Streisand bedankte sich in einer Videoansprache. "Das Kino besitzt diese magische Fähigkeit, uns miteinander zu verbinden, unsere Herzen und unseren Geist zu öffnen", sagte sie.
Streisand spielte in 19 Kinofilmen mit, führte bei drei Filmen Regie und erhielt zwei Oscars. Als erste Frau wurde sie mit einem Golden Globe für die beste Regie ausgezeichnet. Als Sängerin veröffentlichte sie 37 Studioalben.
Streisand stammt aus einer jüdischen Familie aus dem New Yorker Stadtteil Brooklyn und trat schon als 18-Jährige als Sängerin in Nachtclubs auf. Damals strich sie das zweite a aus ihrem Vornamen Barbara, weil sie diesen nicht mochte.
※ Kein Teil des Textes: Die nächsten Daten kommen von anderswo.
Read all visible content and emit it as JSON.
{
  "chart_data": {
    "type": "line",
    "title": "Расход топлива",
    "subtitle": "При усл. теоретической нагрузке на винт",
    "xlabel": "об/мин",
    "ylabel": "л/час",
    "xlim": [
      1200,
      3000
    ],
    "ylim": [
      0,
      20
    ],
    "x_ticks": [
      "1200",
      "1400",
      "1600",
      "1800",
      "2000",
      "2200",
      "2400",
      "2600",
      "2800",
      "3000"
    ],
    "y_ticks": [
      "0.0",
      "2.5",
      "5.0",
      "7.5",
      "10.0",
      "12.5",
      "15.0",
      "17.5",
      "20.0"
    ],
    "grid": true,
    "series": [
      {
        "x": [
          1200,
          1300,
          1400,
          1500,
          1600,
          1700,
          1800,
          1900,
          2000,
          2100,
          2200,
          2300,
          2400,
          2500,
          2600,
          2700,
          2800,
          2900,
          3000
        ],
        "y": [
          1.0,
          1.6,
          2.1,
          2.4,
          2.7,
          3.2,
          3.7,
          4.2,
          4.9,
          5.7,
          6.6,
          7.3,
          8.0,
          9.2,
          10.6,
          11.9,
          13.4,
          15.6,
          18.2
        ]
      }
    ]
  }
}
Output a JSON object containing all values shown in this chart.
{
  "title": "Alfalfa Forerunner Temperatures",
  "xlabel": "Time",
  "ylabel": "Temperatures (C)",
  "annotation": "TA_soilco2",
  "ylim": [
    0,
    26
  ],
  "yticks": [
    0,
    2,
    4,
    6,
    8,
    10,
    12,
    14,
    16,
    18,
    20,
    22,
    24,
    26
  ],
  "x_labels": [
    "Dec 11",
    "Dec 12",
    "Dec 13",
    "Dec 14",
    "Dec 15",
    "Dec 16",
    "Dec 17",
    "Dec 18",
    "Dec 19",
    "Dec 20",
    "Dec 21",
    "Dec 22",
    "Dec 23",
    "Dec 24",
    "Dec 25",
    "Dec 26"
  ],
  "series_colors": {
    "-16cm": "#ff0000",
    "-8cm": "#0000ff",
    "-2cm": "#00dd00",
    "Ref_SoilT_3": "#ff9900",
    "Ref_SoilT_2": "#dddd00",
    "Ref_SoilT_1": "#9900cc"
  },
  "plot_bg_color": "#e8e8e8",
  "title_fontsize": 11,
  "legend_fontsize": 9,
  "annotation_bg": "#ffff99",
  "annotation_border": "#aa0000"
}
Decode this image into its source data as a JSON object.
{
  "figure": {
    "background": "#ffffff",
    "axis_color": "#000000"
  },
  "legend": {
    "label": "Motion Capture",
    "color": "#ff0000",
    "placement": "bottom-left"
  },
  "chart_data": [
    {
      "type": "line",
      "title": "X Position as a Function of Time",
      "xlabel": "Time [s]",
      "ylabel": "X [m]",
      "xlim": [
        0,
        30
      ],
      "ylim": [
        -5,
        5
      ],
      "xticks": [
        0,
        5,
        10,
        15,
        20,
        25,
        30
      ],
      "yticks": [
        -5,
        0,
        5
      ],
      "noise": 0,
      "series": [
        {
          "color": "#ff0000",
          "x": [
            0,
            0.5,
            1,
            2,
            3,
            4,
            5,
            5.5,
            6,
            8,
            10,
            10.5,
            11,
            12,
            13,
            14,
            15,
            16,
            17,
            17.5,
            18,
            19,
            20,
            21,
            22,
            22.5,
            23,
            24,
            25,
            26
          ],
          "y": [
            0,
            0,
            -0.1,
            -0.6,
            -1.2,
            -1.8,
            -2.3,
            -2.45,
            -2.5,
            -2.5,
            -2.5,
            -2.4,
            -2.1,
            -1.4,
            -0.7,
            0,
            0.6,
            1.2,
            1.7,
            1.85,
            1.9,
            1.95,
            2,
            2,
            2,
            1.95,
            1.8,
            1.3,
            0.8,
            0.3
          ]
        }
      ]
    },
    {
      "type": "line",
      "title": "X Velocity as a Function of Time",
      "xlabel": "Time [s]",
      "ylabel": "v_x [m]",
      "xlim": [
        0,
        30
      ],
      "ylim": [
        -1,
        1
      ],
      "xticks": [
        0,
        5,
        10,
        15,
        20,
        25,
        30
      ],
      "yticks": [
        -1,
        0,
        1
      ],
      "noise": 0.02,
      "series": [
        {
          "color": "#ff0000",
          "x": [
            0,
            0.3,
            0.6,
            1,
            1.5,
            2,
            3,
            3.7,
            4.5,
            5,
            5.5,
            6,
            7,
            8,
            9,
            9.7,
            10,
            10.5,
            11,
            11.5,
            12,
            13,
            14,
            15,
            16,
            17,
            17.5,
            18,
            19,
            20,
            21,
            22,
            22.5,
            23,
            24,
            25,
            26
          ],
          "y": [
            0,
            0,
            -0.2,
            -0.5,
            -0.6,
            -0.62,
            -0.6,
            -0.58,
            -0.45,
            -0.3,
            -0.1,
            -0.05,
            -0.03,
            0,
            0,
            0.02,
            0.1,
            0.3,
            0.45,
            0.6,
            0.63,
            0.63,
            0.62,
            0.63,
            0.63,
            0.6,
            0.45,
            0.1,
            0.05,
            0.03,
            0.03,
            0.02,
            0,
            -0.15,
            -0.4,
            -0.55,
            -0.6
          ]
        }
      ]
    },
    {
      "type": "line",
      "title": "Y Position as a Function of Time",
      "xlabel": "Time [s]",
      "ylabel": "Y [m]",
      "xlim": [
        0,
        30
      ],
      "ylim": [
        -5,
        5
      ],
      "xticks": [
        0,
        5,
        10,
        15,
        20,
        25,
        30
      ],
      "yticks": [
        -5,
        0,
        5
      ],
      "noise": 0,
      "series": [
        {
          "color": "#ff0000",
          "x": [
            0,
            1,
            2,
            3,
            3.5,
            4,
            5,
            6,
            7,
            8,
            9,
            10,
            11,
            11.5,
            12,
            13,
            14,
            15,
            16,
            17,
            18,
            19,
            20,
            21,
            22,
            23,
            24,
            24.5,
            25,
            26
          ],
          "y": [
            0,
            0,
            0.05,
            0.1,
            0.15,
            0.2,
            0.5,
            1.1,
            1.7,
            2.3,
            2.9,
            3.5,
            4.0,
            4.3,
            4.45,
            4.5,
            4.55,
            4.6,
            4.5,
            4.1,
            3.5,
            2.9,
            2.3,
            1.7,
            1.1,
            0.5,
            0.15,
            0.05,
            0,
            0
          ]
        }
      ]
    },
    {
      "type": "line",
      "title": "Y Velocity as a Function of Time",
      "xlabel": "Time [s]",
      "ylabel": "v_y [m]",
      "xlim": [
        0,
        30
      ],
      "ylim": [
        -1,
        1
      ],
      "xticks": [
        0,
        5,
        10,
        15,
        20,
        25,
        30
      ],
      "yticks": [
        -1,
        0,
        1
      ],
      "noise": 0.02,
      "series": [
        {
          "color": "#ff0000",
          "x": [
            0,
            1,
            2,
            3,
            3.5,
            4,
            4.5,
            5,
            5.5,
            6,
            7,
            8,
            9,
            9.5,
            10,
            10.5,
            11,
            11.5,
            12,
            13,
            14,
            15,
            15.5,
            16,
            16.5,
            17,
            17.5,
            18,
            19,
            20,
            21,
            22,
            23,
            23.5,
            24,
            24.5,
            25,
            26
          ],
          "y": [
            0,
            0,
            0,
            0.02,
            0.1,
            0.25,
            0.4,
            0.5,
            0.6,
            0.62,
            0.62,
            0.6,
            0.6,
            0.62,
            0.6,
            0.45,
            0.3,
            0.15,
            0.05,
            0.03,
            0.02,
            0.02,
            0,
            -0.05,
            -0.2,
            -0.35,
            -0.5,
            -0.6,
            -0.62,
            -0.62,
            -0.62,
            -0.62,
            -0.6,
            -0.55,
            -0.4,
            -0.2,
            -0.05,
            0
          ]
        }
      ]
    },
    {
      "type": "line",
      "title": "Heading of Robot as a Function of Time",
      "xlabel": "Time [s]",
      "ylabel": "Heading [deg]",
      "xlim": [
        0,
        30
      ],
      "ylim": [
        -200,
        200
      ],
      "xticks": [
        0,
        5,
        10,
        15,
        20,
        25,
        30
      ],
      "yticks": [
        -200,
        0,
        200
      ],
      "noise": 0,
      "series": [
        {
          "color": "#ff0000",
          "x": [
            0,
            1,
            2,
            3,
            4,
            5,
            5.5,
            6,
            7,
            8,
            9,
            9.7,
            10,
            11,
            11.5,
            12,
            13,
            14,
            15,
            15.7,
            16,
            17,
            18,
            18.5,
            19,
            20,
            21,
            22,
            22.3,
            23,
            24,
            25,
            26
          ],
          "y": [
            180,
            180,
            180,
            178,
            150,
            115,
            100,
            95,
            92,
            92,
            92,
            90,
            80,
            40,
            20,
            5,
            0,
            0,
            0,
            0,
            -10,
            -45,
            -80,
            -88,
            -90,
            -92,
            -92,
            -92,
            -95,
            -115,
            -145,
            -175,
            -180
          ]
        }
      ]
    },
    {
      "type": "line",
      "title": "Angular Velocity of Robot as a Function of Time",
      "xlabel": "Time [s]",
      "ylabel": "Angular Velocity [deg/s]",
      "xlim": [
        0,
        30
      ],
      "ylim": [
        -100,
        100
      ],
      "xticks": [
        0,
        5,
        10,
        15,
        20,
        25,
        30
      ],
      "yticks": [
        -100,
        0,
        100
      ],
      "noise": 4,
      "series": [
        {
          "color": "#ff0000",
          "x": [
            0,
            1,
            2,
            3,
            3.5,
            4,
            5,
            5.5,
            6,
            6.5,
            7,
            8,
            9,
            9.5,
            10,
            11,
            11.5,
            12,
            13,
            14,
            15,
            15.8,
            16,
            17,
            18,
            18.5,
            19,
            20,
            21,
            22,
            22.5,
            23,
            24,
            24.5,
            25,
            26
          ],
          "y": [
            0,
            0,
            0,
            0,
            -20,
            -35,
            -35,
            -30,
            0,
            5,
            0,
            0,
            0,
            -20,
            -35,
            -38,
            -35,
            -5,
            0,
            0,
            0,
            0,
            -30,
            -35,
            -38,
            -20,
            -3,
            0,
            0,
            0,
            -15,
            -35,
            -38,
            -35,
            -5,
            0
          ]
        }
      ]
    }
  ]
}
Ihr ehrgeizigstes Filmprojekt war das Drama "Yentl": Tief bewegt von einer Erzählung des Schriftstellers Isaac Bashevis Singer erwarb sie die Rechte dafür, doch der Film kam erst 20 Jahre später ins Kino. Es war die erste große US-Kinoproduktion, in der eine Frau für Regie, Produktion und Drehbuch verantwortlich zeichnete und auch noch die Hauptrolle spielte.